The art, however, is not bad. It utilizes heavy shadows and dark lines, which really works well in the dark world of the jewel, giving everything a dour appearance. However, it does not work as well in the real world, since it just makes everything look undefined and hard to grasp onto. Faces and expressions are hard to read, which, in the dark world, works. In the real world? It’s too much detail in the wrong spots and too little in the spots that need it. It is the weakest link of the comic.
This retelling of Dr. Strange’s origin is told primarily from the perspective of The Ancient One and Karl Mordo, both of whom have to endure Strange’s arrogant prattling on and on. Mordo is plotting on feeding the Ancient One’s spirit to Dormammu, but the Ancient One, already aware, believes Dr. Strange may prove to be the lever he needs…
The story is just a retelling of a familiar one. What makes it effective is not the plot but the framing. The highlight here is the sheer irritation on Mordo’s face every time he has to listen to Strange complain. Every complaint just makes him look like he wants to explode from frustration. This alone is worth the price of admission here.

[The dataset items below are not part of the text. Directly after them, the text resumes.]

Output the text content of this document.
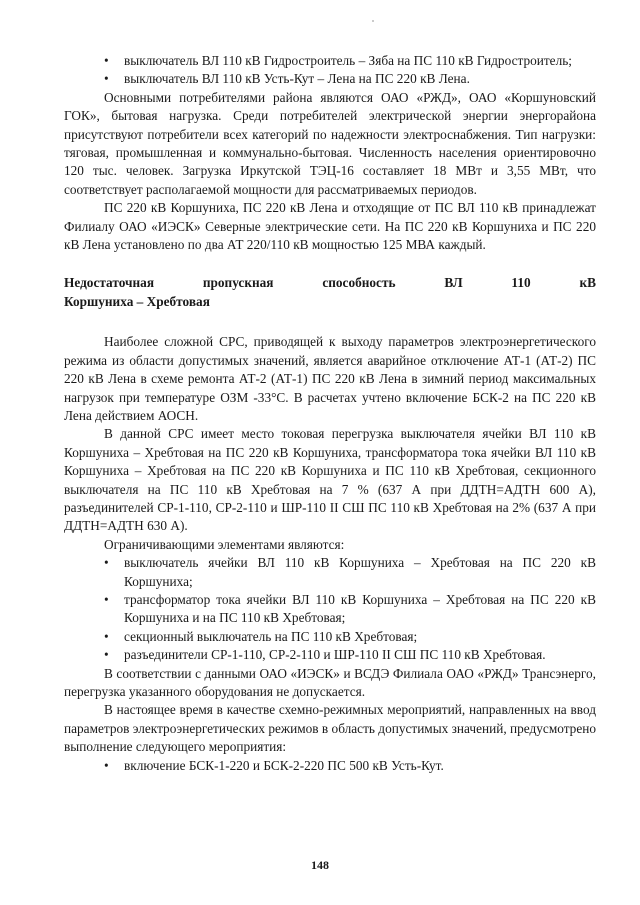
• выключатель ВЛ 110 кВ Гидростроитель – Зяба на ПС 110 кВ Гидростроитель;
• выключатель ВЛ 110 кВ Усть-Кут – Лена на ПС 220 кВ Лена.

Основными потребителями района являются ОАО «РЖД», ОАО «Коршуновский ГОК», бытовая нагрузка. Среди потребителей электрической энергии энергорайона присутствуют потребители всех категорий по надежности электроснабжения. Тип нагрузки: тяговая, промышленная и коммунально-бытовая. Численность населения ориентировочно 120 тыс. человек. Загрузка Иркутской ТЭЦ-16 составляет 18 МВт и 3,55 МВт, что соответствует располагаемой мощности для рассматриваемых периодов.

ПС 220 кВ Коршуниха, ПС 220 кВ Лена и отходящие от ПС ВЛ 110 кВ принадлежат Филиалу ОАО «ИЭСК» Северные электрические сети. На ПС 220 кВ Коршуниха и ПС 220 кВ Лена установлено по два АТ 220/110 кВ мощностью 125 МВА каждый.

Недостаточная	пропускная	способность	ВЛ	110	кВ
Коршуниха – Хребтовая

Наиболее сложной СРС, приводящей к выходу параметров электроэнергетического режима из области допустимых значений, является аварийное отключение АТ-1 (АТ-2) ПС 220 кВ Лена в схеме ремонта АТ-2 (АТ-1) ПС 220 кВ Лена в зимний период максимальных нагрузок при температуре ОЗМ -33°С. В расчетах учтено включение БСК-2 на ПС 220 кВ Лена действием АОСН.

В данной СРС имеет место токовая перегрузка выключателя ячейки ВЛ 110 кВ Коршуниха – Хребтовая на ПС 220 кВ Коршуниха, трансформатора тока ячейки ВЛ 110 кВ Коршуниха – Хребтовая на ПС 220 кВ Коршуниха и ПС 110 кВ Хребтовая, секционного выключателя на ПС 110 кВ Хребтовая на 7 % (637 А при ДДТН=АДТН 600 А), разъединителей СР-1-110, СР-2-110 и ШР-110 II СШ ПС 110 кВ Хребтовая на 2% (637 А при ДДТН=АДТН 630 А).

Ограничивающими элементами являются:

• выключатель ячейки ВЛ 110 кВ Коршуниха – Хребтовая на ПС 220 кВ Коршуниха;
• трансформатор тока ячейки ВЛ 110 кВ Коршуниха – Хребтовая на ПС 220 кВ Коршуниха и на ПС 110 кВ Хребтовая;
• секционный выключатель на ПС 110 кВ Хребтовая;
• разъединители СР-1-110, СР-2-110 и ШР-110 II СШ ПС 110 кВ Хребтовая.

В соответствии с данными ОАО «ИЭСК» и ВСДЭ Филиала ОАО «РЖД» Трансэнерго, перегрузка указанного оборудования не допускается.

В настоящее время в качестве схемно-режимных мероприятий, направленных на ввод параметров электроэнергетических режимов в область допустимых значений, предусмотрено выполнение следующего мероприятия:

• включение БСК-1-220 и БСК-2-220 ПС 500 кВ Усть-Кут.
148
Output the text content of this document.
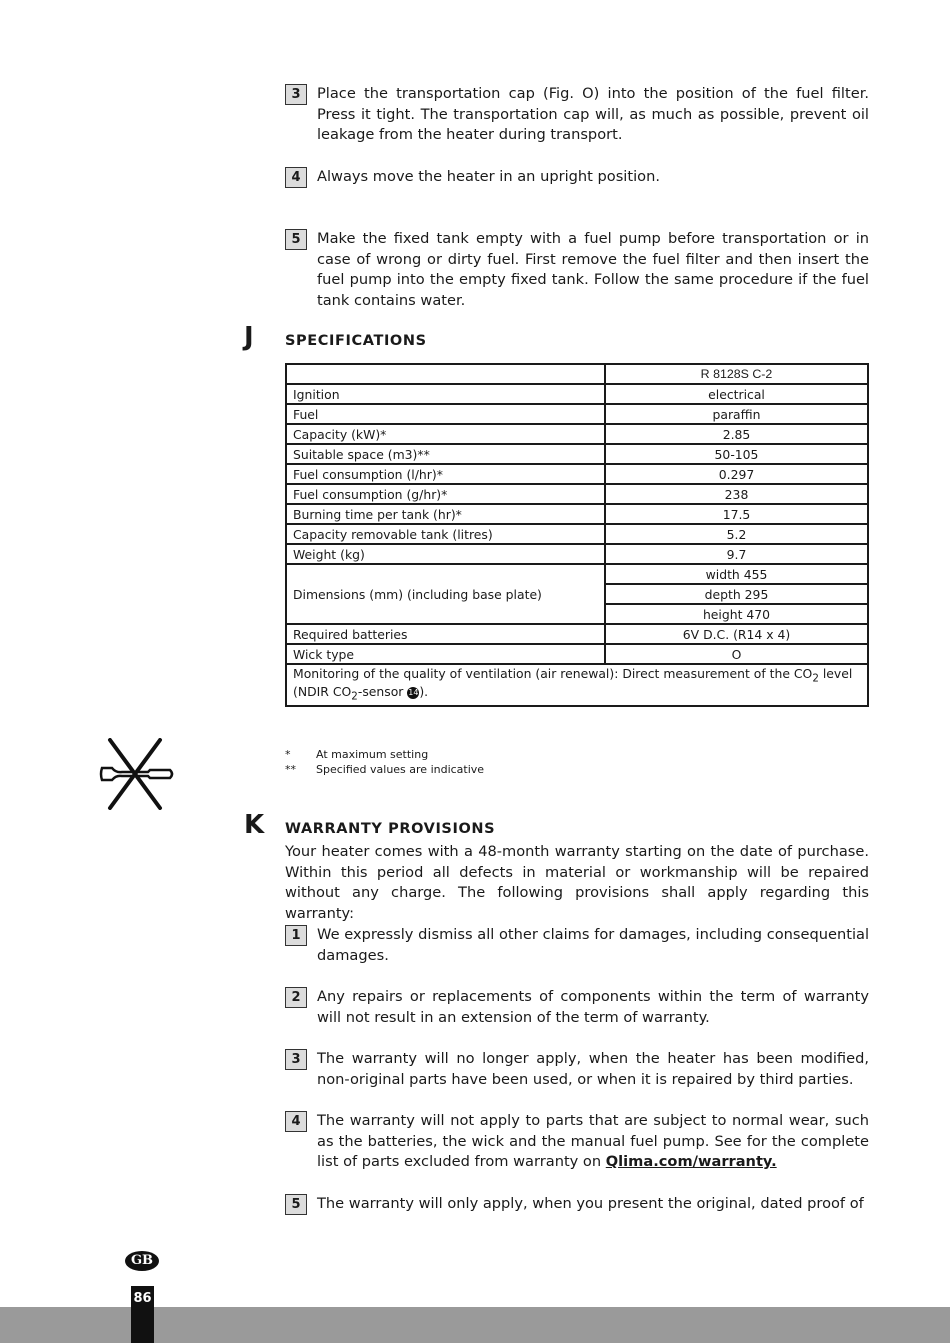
3	Place the transportation cap (Fig. O) into the position of the fuel filter. Press it tight. The transportation cap will, as much as possible, prevent oil leakage from the heater during transport.
4	Always move the heater in an upright position.
5	Make the fixed tank empty with a fuel pump before transportation or in case of wrong or dirty fuel. First remove the fuel filter and then insert the fuel pump into the empty fixed tank. Follow the same procedure if the fuel tank contains water.
J SPECIFICATIONS
	R 8128S C-2
Ignition	electrical
Fuel	paraffin
Capacity (kW)*	2.85
Suitable space (m3)**	50-105
Fuel consumption (l/hr)*	0.297
Fuel consumption (g/hr)*	238
Burning time per tank (hr)*	17.5
Capacity removable tank (litres)	5.2
Weight (kg)	9.7
Dimensions (mm) (including base plate)	width 455
	depth 295
	height 470
Required batteries	6V D.C. (R14 x 4)
Wick type	O
Monitoring of the quality of ventilation (air renewal): Direct measurement of the $CO_2$ level
(NDIR $CO_2$-sensor 14).	
*	At maximum setting
**	Specified values are indicative
K WARRANTY PROVISIONS
Your heater comes with a 48-month warranty starting on the date of purchase. Within this period all defects in material or workmanship will be repaired without any charge. The following provisions shall apply regarding this warranty:
1	We expressly dismiss all other claims for damages, including consequential damages.
2	Any repairs or replacements of components within the term of warranty will not result in an extension of the term of warranty.
3	The warranty will no longer apply, when the heater has been modified, non-original parts have been used, or when it is repaired by third parties.
4	The warranty will not apply to parts that are subject to normal wear, such as the batteries, the wick and the manual fuel pump. See for the complete list of parts excluded from warranty on Qlima.com/warranty.
5	The warranty will only apply, when you present the original, dated proof of
GB
86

In that sense, the art tells more of the story than the writing itself. Much of the story’s character comes in the art. Character positions. Posture. All of that.
It is an effective recap of an old story.

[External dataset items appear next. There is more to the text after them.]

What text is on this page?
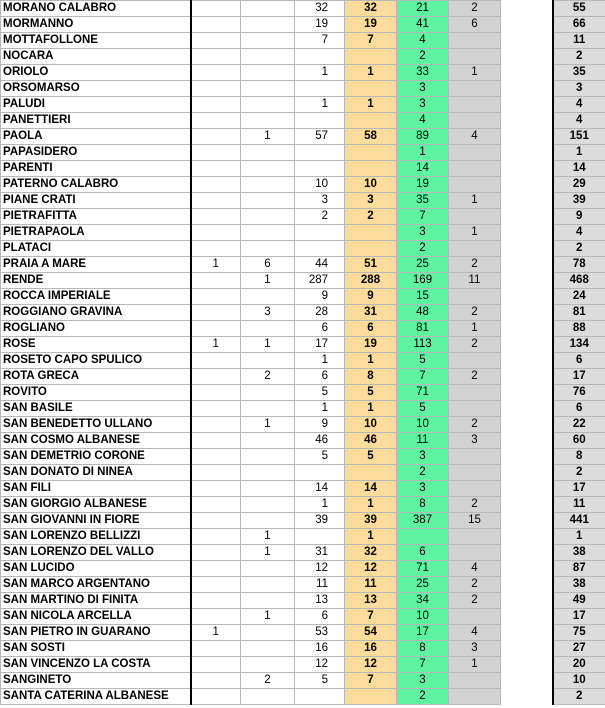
MORANO CALABRO			32	32	21	2		55
MORMANNO			19	19	41	6		66
MOTTAFOLLONE			7	7	4			11
NOCARA					2			2
ORIOLO			1	1	33	1		35
ORSOMARSO					3			3
PALUDI			1	1	3			4
PANETTIERI					4			4
PAOLA		1	57	58	89	4		151
PAPASIDERO					1			1
PARENTI					14			14
PATERNO CALABRO			10	10	19			29
PIANE CRATI			3	3	35	1		39
PIETRAFITTA			2	2	7			9
PIETRAPAOLA					3	1		4
PLATACI					2			2
PRAIA A MARE	1	6	44	51	25	2		78
RENDE		1	287	288	169	11		468
ROCCA IMPERIALE			9	9	15			24
ROGGIANO GRAVINA		3	28	31	48	2		81
ROGLIANO			6	6	81	1		88
ROSE	1	1	17	19	113	2		134
ROSETO CAPO SPULICO			1	1	5			6
ROTA GRECA		2	6	8	7	2		17
ROVITO			5	5	71			76
SAN BASILE			1	1	5			6
SAN BENEDETTO ULLANO		1	9	10	10	2		22
SAN COSMO ALBANESE			46	46	11	3		60
SAN DEMETRIO CORONE			5	5	3			8
SAN DONATO DI NINEA					2			2
SAN FILI			14	14	3			17
SAN GIORGIO ALBANESE			1	1	8	2		11
SAN GIOVANNI IN FIORE			39	39	387	15		441
SAN LORENZO BELLIZZI		1		1				1
SAN LORENZO DEL VALLO		1	31	32	6			38
SAN LUCIDO			12	12	71	4		87
SAN MARCO ARGENTANO			11	11	25	2		38
SAN MARTINO DI FINITA			13	13	34	2		49
SAN NICOLA ARCELLA		1	6	7	10			17
SAN PIETRO IN GUARANO	1		53	54	17	4		75
SAN SOSTI			16	16	8	3		27
SAN VINCENZO LA COSTA			12	12	7	1		20
SANGINETO		2	5	7	3			10
SANTA CATERINA ALBANESE					2			2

The final story in Dr. Strange #10 is the real highlight of the issue. “Perchance” features a confrontation between Strange and his nemesis, Nightmare. Only Dr. Strange appears to have Nightmare on the ropes.
This plot is simple. It’s a dreamlike chase scene, barely only a few pages in length. It feels almost like an afterthought for Mark Waid…

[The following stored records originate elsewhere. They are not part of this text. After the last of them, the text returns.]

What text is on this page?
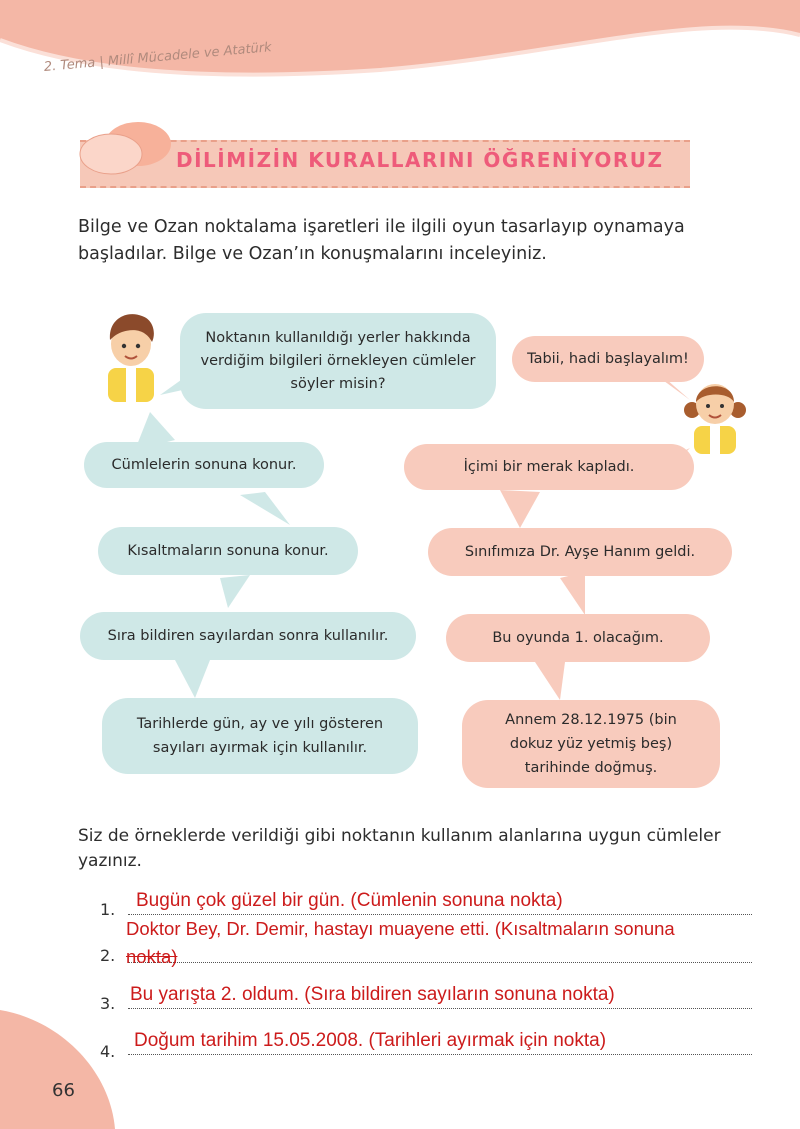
2. Tema | Millî Mücadele ve Atatürk
DİLİMİZİN KURALLARINI ÖĞRENİYORUZ
Bilge ve Ozan noktalama işaretleri ile ilgili oyun tasarlayıp oynamaya başladılar. Bilge ve Ozan’ın konuşmalarını inceleyiniz.
Noktanın kullanıldığı yerler hakkında verdiğim bilgileri örnekleyen cümleler söyler misin?
Cümlelerin sonuna konur.
Kısaltmaların sonuna konur.
Sıra bildiren sayılardan sonra kullanılır.
Tarihlerde gün, ay ve yılı gösteren sayıları ayırmak için kullanılır.
Tabii, hadi başlayalım!
İçimi bir merak kapladı.
Sınıfımıza Dr. Ayşe Hanım geldi.
Bu oyunda 1. olacağım.
Annem 28.12.1975 (bin dokuz yüz yetmiş beş) tarihinde doğmuş.
Siz de örneklerde verildiği gibi noktanın kullanım alanlarına uygun cümleler yazınız.
1. Bugün çok güzel bir gün. (Cümlenin sonuna nokta)
2.
Doktor Bey, Dr. Demir, hastayı muayene etti. (Kısaltmaların sonuna
nokta)
3. Bu yarışta 2. oldum. (Sıra bildiren sayıların sonuna nokta)
4.
Doğum tarihim 15.05.2008. (Tarihleri ayırmak için nokta)
66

Which makes this issue entirely prove that visuals can sometimes tell an entire story. The surreal nightmarish imagery at play here — nothing is logical. Nothing is tangible. Everything flows and changes like mist. It is a chaotic, surreal treat for the eyes.
The ending, depending on how you look at it, will either dilute the story of tension or offer a very interesting insight into Nightmare as a character rather than just as a threat to Strange. It’s perhaps the best part of the story.
On the whole, this comic is not superb. It isn’t perfect. It is a competent anniversary issue that never manages to transcend the limits. If you aren’t a fan of Dr. Strange, this isn’t the comic that will convert you. For stories that deal with such radical ideas, it never feels large. All of it feels very contained and small.
But the humanity of the whole issue is what stands out. This isn’t the high imagination one might hope from Dr. Strange, but it is an effective perspective into Dr. Strange’s humanity. At least, for two of the four stories. One is just lame while the other is surreal horror almost completely removed from Strange.
Where it fails is as a 400th issue. The 400th issue of Amazing Spider-Man featured the death of Aunt May. The 400th issue of Detective Comics introduced Man-Bat. The 400th issue of Superman featured a gigantic array of stories celebrating the history of Kal-El. But this? Will it stand the test of time like these issues? Probably not.
On top of that, it’s selling for almost six dollars! Six! You could buy a collection of Dr. Strange stories on Comixology for that price — and they’d probably be better.
Dr. Strange #10 is a good story with a few uneven bonus tales, but it isn’t a particularly memorable 400th issue. It is a good comic, but the asking price may be more than its worth.